CBdata2$Region = factor(CBdata2$Region, 
                        levels = c("NapaR", "SPBay", 
                                   "CarStrait",  "SuiBay", "SuiMar", "EZ",
                                   "WestDel", "SacR","SJR",
                                   "NEDel","NorDel","SoDel","EastDel"),
                        labels = c("Napa River", "San Pablo Bay",
                                   "Carquinez", "Suisun Bay", "Suisun Marsh",
                                   "EZ", "West Delta", "Sacramento River",
                                   "San Joaquin River", "North East Delta",
                                   "North Delta", "South Delta", "East Delta")
                        )

levels(CBdata2$Region)

You can also change from factor to character, factor to numeric, or numeric to character, or logical values.

For example, if we wanted to look at crabzoea presence/absence instead of abundance, we can use “as.logical”

CBdata2 = mutate(CBdata2, CRABZOEA_yn = as.logical(CRABZOEA))

View(CBdata2)

CBdata2 = select(CBdata2, -CRABZOEA_yn)

Now its your turn

Take 20-30 minutes to work through these examples.
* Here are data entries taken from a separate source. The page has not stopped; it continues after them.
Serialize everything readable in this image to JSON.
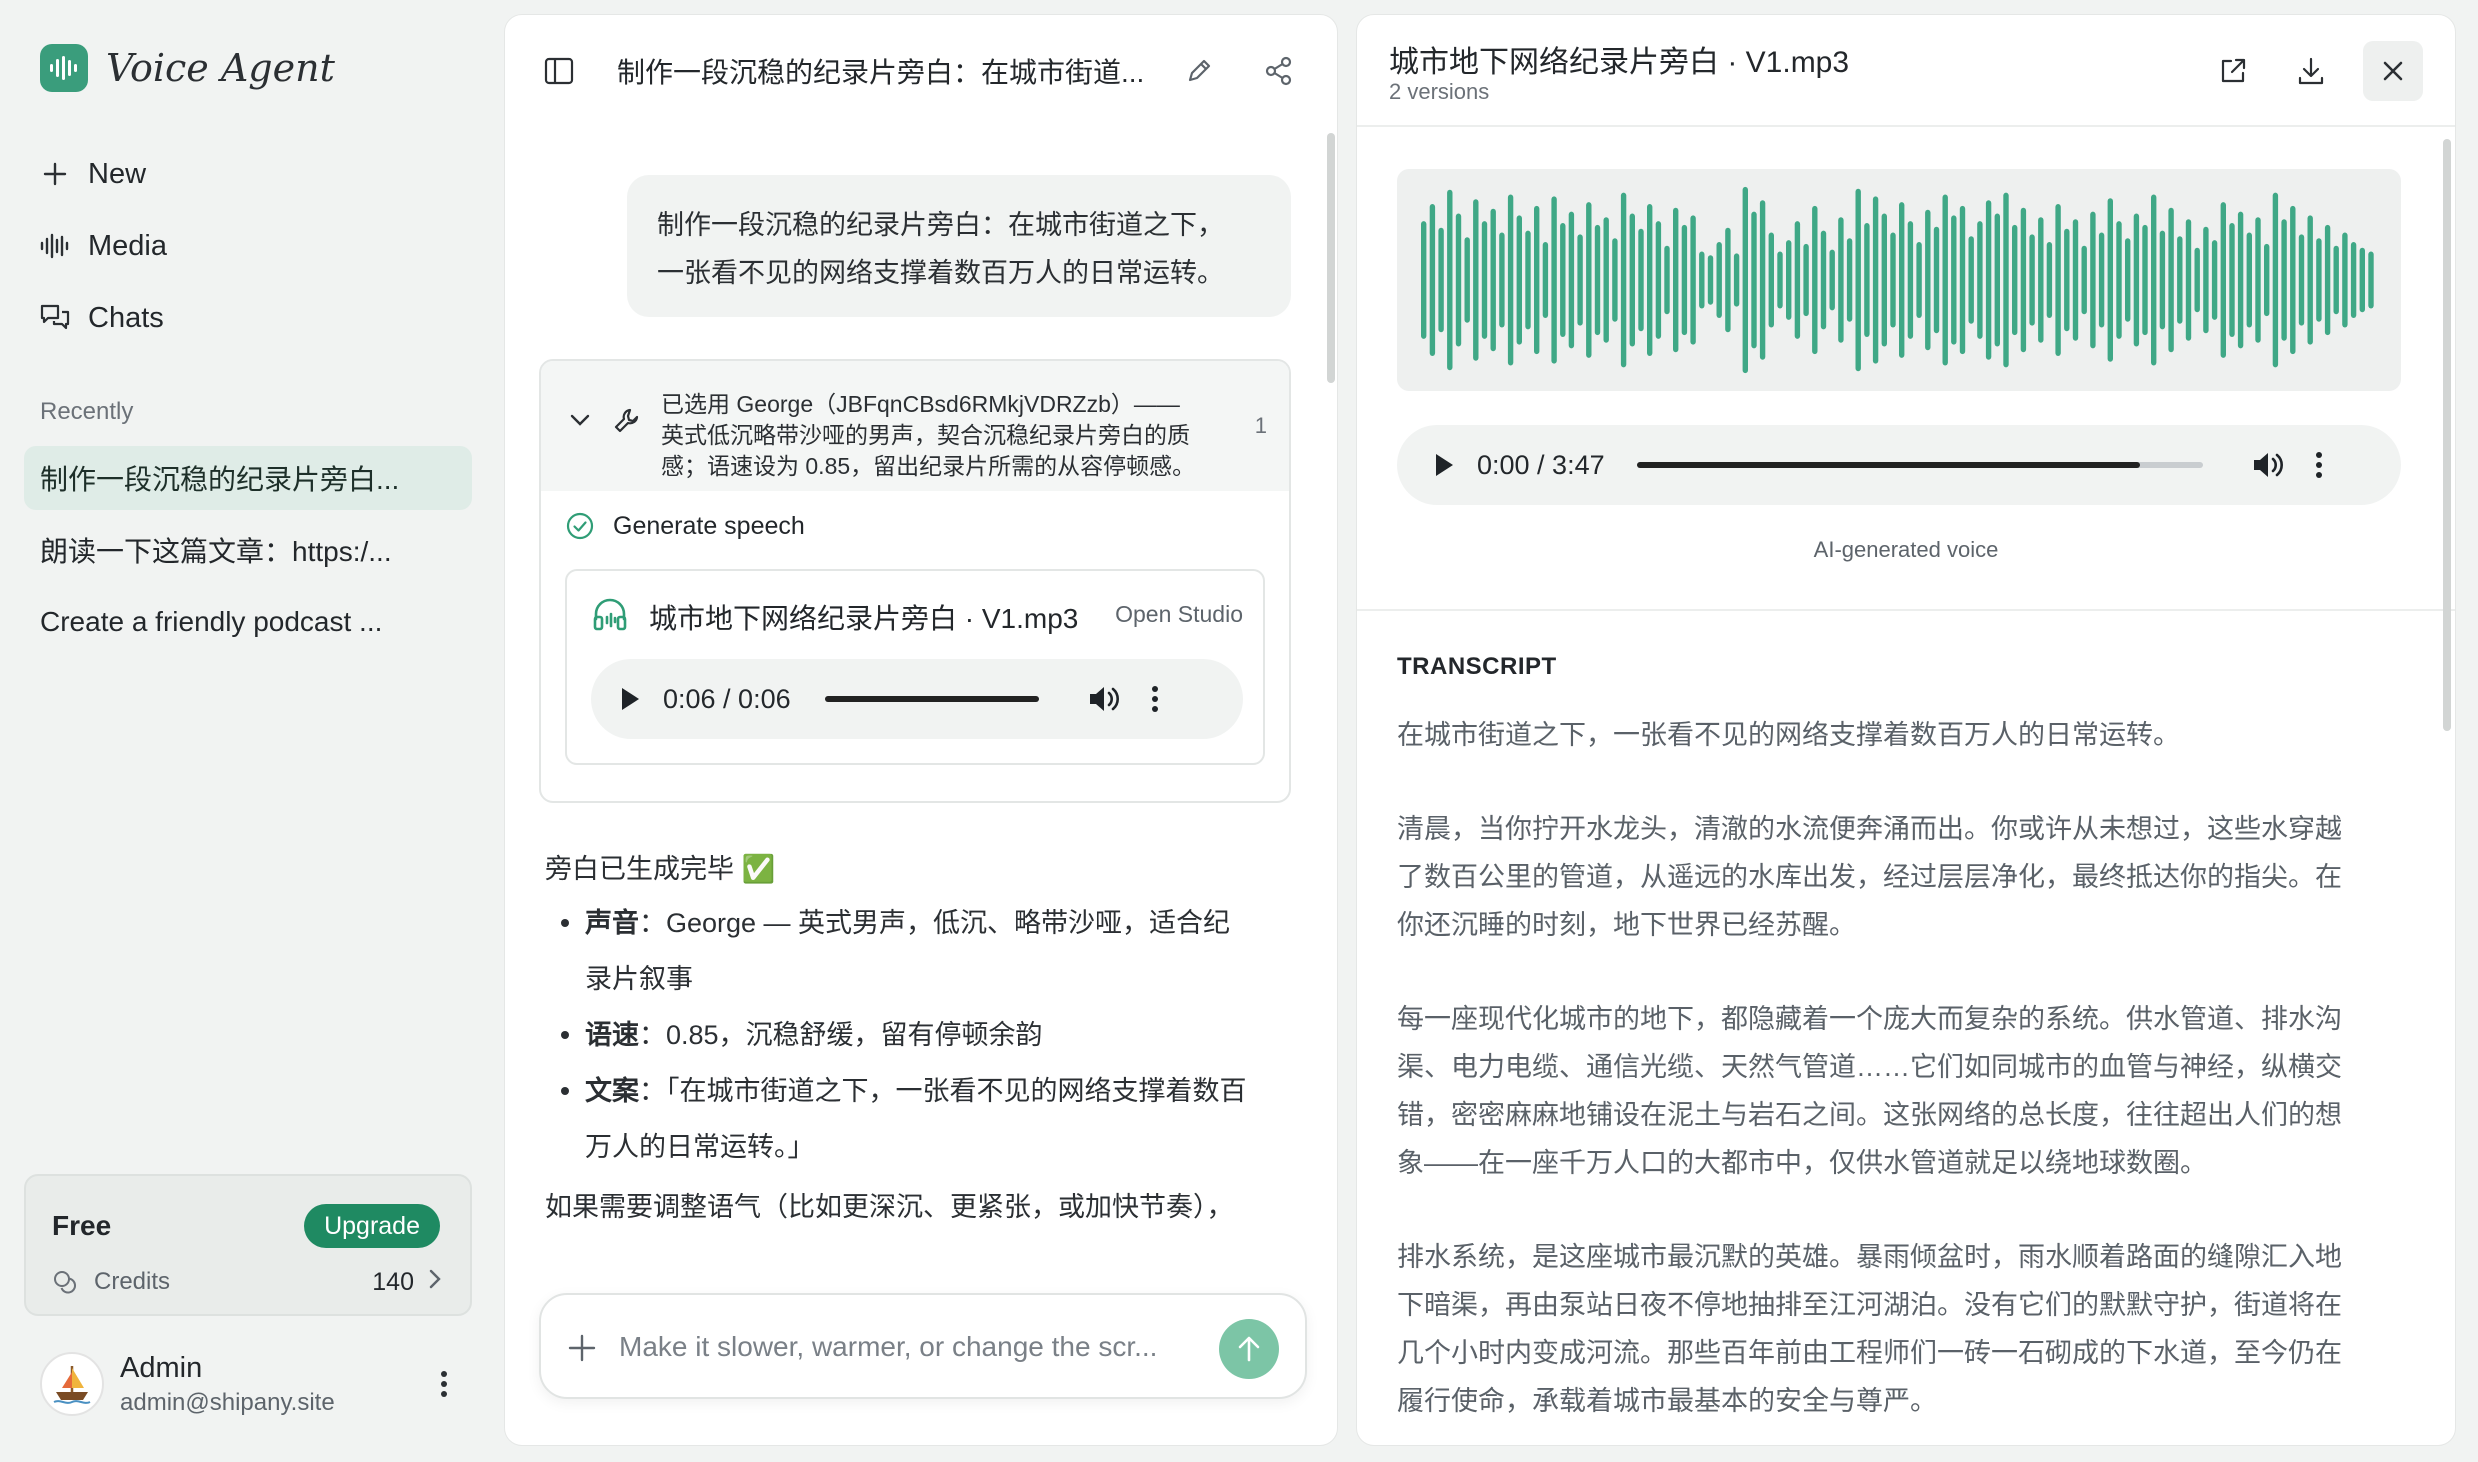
{
  "sidebar": {
    "brand": "Voice Agent",
    "nav": [
      {
        "label": "New",
        "icon": "plus-icon"
      },
      {
        "label": "Media",
        "icon": "audio-bars-icon"
      },
      {
        "label": "Chats",
        "icon": "chat-bubbles-icon"
      }
    ],
    "recent_label": "Recently",
    "recent": [
      "制作一段沉稳的纪录片旁白...",
      "朗读一下这篇文章：https:/...",
      "Create a friendly podcast ..."
    ],
    "plan": {
      "name": "Free",
      "upgrade_label": "Upgrade",
      "credits_label": "Credits",
      "credits_value": "140"
    },
    "user": {
      "name": "Admin",
      "email": "admin@shipany.site"
    }
  },
  "chat": {
    "title": "制作一段沉稳的纪录片旁白：在城市街道...",
    "user_message_line1": "制作一段沉稳的纪录片旁白：在城市街道之下，",
    "user_message_line2": "一张看不见的网络支撑着数百万人的日常运转。",
    "tool_line1": "已选用 George（JBFqnCBsd6RMkjVDRZzb）——",
    "tool_line2": "英式低沉略带沙哑的男声，契合沉稳纪录片旁白的质",
    "tool_line3": "感；语速设为 0.85，留出纪录片所需的从容停顿感。",
    "tool_count": "1",
    "generate_label": "Generate speech",
    "audio_title": "城市地下网络纪录片旁白 · V1.mp3",
    "open_studio": "Open Studio",
    "audio_time": "0:06 / 0:06",
    "audio_progress": 1.0,
    "reply_intro": "旁白已生成完毕 ✅",
    "bullets": [
      {
        "key": "声音",
        "sep": "：",
        "line1": "George — 英式男声，低沉、略带沙哑，适合纪",
        "line2": "录片叙事"
      },
      {
        "key": "语速",
        "sep": "：",
        "line1": "0.85，沉稳舒缓，留有停顿余韵",
        "line2": ""
      },
      {
        "key": "文案",
        "sep": "：",
        "line1": "「在城市街道之下，一张看不见的网络支撑着数百",
        "line2": "万人的日常运转。」"
      }
    ],
    "reply_outro": "如果需要调整语气（比如更深沉、更紧张，或加快节奏），",
    "input_placeholder": "Make it slower, warmer, or change the scr..."
  },
  "panel": {
    "title": "城市地下网络纪录片旁白 · V1.mp3",
    "versions": "2 versions",
    "player_time": "0:00 / 3:47",
    "player_progress": 0.89,
    "ai_label": "AI-generated voice",
    "transcript_label": "TRANSCRIPT",
    "paragraphs": [
      [
        "在城市街道之下，一张看不见的网络支撑着数百万人的日常运转。"
      ],
      [
        "清晨，当你拧开水龙头，清澈的水流便奔涌而出。你或许从未想过，这些水穿越",
        "了数百公里的管道，从遥远的水库出发，经过层层净化，最终抵达你的指尖。在",
        "你还沉睡的时刻，地下世界已经苏醒。"
      ],
      [
        "每一座现代化城市的地下，都隐藏着一个庞大而复杂的系统。供水管道、排水沟",
        "渠、电力电缆、通信光缆、天然气管道……它们如同城市的血管与神经，纵横交",
        "错，密密麻麻地铺设在泥土与岩石之间。这张网络的总长度，往往超出人们的想",
        "象——在一座千万人口的大都市中，仅供水管道就足以绕地球数圈。"
      ],
      [
        "排水系统，是这座城市最沉默的英雄。暴雨倾盆时，雨水顺着路面的缝隙汇入地",
        "下暗渠，再由泵站日夜不停地抽排至江河湖泊。没有它们的默默守护，街道将在",
        "几个小时内变成河流。那些百年前由工程师们一砖一石砌成的下水道，至今仍在",
        "履行使命，承载着城市最基本的安全与尊严。"
      ]
    ],
    "waveform": [
      0.62,
      0.8,
      0.55,
      0.95,
      0.7,
      0.45,
      0.85,
      0.62,
      0.75,
      0.5,
      0.9,
      0.68,
      0.52,
      0.78,
      0.4,
      0.88,
      0.6,
      0.72,
      0.48,
      0.82,
      0.58,
      0.66,
      0.44,
      0.92,
      0.7,
      0.54,
      0.8,
      0.62,
      0.36,
      0.76,
      0.58,
      0.68,
      0.3,
      0.26,
      0.4,
      0.55,
      0.28,
      0.98,
      0.72,
      0.84,
      0.5,
      0.3,
      0.42,
      0.62,
      0.38,
      0.78,
      0.52,
      0.32,
      0.66,
      0.44,
      0.96,
      0.6,
      0.88,
      0.7,
      0.5,
      0.82,
      0.62,
      0.4,
      0.74,
      0.56,
      0.9,
      0.68,
      0.78,
      0.46,
      0.62,
      0.84,
      0.7,
      0.92,
      0.58,
      0.76,
      0.48,
      0.66,
      0.4,
      0.8,
      0.54,
      0.64,
      0.36,
      0.72,
      0.5,
      0.86,
      0.62,
      0.44,
      0.7,
      0.58,
      0.9,
      0.52,
      0.76,
      0.46,
      0.64,
      0.34,
      0.56,
      0.42,
      0.82,
      0.6,
      0.72,
      0.5,
      0.66,
      0.38,
      0.92,
      0.64,
      0.78,
      0.48,
      0.68,
      0.44,
      0.58,
      0.36,
      0.5,
      0.4,
      0.34,
      0.3
    ],
    "accent": "#3fa886"
  }
}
Feel free to raise your hand or use the chat to ask for help. Use the “thumbs up” reaction when you are done.

  1. How many samples does the Zooplankton survey have from the North Delta that contain Harpacticoids (HARPACT)?

  2. Make a new variable for the total catch of all zooplankton.

  3. Create a new data frame that only contains samples with positive occurrences of Eurytemora (EURYTEM).